The quake that irreparably damaged the building housing the Antigua Public Library (a building located on lower High Street on what is now …a car park?) shook Antigua in 1974.
This means that for some of us when our mothers talk about the library’s glory days we can only imagine, since my generation forward grew up in a country where a library had no such pride of place much less a home of its own. The library was temporarily housed upstairs the Silston’s Library with scaled back services given the size. Even that is something many of us will not remember. Though I remember being told of it by Ms. Phyllis Mayers, herself a library institution, and my former boss since I once held a summer job at the library during my high school years; and by the library, I mean the space above Lolita’s on Market Street into which the library and its services have been cramped since 1978.

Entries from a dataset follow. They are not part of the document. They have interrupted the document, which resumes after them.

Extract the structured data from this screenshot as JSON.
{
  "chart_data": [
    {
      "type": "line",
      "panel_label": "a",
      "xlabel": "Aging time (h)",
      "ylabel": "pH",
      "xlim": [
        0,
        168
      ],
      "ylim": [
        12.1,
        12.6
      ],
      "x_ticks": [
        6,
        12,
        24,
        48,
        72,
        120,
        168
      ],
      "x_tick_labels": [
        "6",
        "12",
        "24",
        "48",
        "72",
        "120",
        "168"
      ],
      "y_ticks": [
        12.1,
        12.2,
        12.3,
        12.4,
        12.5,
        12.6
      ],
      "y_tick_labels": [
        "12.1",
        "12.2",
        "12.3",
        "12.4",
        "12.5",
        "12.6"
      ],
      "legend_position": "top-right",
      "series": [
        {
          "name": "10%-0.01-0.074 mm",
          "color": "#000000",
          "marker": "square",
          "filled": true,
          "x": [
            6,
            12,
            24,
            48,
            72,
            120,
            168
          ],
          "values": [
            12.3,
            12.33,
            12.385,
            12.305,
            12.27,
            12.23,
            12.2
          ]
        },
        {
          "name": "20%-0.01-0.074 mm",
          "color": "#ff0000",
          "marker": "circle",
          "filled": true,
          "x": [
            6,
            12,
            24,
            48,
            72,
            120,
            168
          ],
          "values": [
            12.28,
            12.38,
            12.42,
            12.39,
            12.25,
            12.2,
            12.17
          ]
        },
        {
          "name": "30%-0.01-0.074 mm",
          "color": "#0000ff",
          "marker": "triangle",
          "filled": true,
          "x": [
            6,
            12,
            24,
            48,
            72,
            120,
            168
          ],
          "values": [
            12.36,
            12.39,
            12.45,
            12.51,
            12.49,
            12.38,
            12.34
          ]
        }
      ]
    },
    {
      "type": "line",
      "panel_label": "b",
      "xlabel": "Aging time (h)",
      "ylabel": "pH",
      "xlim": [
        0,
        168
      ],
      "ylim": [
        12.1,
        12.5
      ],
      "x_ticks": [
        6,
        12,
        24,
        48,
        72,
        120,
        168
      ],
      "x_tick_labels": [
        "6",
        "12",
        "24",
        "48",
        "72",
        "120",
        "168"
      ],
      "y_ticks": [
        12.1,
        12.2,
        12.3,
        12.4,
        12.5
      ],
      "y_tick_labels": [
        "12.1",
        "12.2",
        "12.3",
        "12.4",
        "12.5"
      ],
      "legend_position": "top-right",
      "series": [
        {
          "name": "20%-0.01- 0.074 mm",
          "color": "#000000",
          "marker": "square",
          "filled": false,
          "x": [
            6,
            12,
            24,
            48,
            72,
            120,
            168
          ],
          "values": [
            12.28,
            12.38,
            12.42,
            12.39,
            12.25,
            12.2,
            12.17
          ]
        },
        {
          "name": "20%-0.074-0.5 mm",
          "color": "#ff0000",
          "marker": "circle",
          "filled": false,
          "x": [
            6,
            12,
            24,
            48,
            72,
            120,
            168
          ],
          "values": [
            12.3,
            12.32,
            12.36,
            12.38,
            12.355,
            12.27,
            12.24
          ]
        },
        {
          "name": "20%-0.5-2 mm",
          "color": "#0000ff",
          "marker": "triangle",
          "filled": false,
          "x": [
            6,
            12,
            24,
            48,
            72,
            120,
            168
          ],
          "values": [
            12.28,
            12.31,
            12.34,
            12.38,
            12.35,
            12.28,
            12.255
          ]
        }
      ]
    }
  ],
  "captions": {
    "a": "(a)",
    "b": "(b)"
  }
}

The public library building project with its attendant stops and starts has been on our collective radar since the 1990s when the area was identified, the model was presented, and the building began the start and stop dance to construction.
It’s worth noting that the lack of a building of its own did not mean that the team – headed by Mayers (who in the words of her successor “played elegantly the hand she was dealt and kept the library going during most trying times”), later Dorothea Nelson (who succeeded Mayers in 1999), later Ryllis Mannix (since, and I stand to be corrected on this, 2011) – have not worked to provide service to the community. The stacks have been there for readers like me to discover; there have been progressive moves like the digitization of library resources and outreach such as AV Thursdays and the annual summer camp programme which blossomed through partnerships with the likes of the New York based Friends of Antigua Public Library. Think what they could do with proper facilities? No more need to curtail library hours due to vermin or heat; no longer being so cramped neither books nor bodies have enough space to breathe.
I wasn’t in Antigua when the new library opened though I saw many mocking references on my facebook to the “soft opening”. It’s the silly season but it’s also important not to play politics with the record, so I wanted to write something on this from outside of the bubble. I dug around for some dates (as referenced in this blog) and reached out with a few questions to the retired former library chief Dorothea Nelson, who was gracious enough to respond.
Me: Can you remember when the building committee was formed and when construction actually begun?
Ms. Nelson: “Ground was actually broken in the 1990’s. I wouldn’t want to state a specific year for I am uncertain.”
Me: Can you estimate what we have lost as a community not having a home for the library for the past 40 years?
Ms. Nelson: “I think we lost Antiguans experiencing the true value of a library to the all-round development of both the individual and the society. The majority of Antiguans have a very poor perception of the library’s role and value to society. Almost every time someone talks of the library especially of donating to the library, the automatic response is books. People will make comments like I can go to the Internet to get any information I want. A library is much more than a storehouse for books. I hope that the library will be staffed by people who know how to build relationships with the community, plan meaningful programmes for people on every strata of society, and reach out to previously unreached members of society such as people with disabilities. There is so much that can be done.”
I also asked Ms. Nelson for her take on where the blame lies for our lack of a home for our library for some four decades. She said, “I am not about casting blame or pointing out who is most responsible. After all, as a citizenry we all collectively allowed it to happen. So blame can be shared all around. After all we are part of a participatory democracy. What we need to do now is look toward and plan for the future.”
What, I wondered, should be the benchmarks going forward. Ms. Nelson had an answer for that, too: “I am sure you realize that I firmly believe in training for staff. Training is essential if staff is to function efficiently and effectively. I would like to see the national library service bill put to parliament and passed. It includes the establishment of a national library board. I put the bill together years ago based on similar bills passed in other countries and had it vetted by a lawyer. The bill should be on file at the Ministry of Education. At the time it was presented it was to be sent to the Ministry of Legal Affairs for further scrutiny. I never heard about it again. I would also like to see branch libraries developed all connected to the main public library and each other via the Internet. A virtual library is needed as well. Items that represent our history and culture should be digitized and made accessible online. We already have the capability at the library. I left a vibrant automation department staffed by well-trained people. All that is needed is certain specialized equipment and that process can begin before all these artifacts are lost to us. I would also like to see the development of a genealogy database. It is past the time when we should be able to trace our individual histories. I know that some of this is ground breaking for the Caribbean, but why can’t Antigua be a trend setter? These things are not beyond the reach of the library.”
Recently, I saw this guest post on the library’s facebook page: “I was reading the book A Small Place – Jamaica Kincaid, she had mentioned the library being located above a dry-goods store on Market St., where is it now?” This was about a month old when I saw it. At this writing, I don’t have the witness of my own eyes, and everything I’ve read indicates that there is still a gap between the formal opening and the actual opening but I’m hoping that finally, finally we’re moving in the right direction and that we can finally, finally say, the library is located in its very own home, X marks the spot.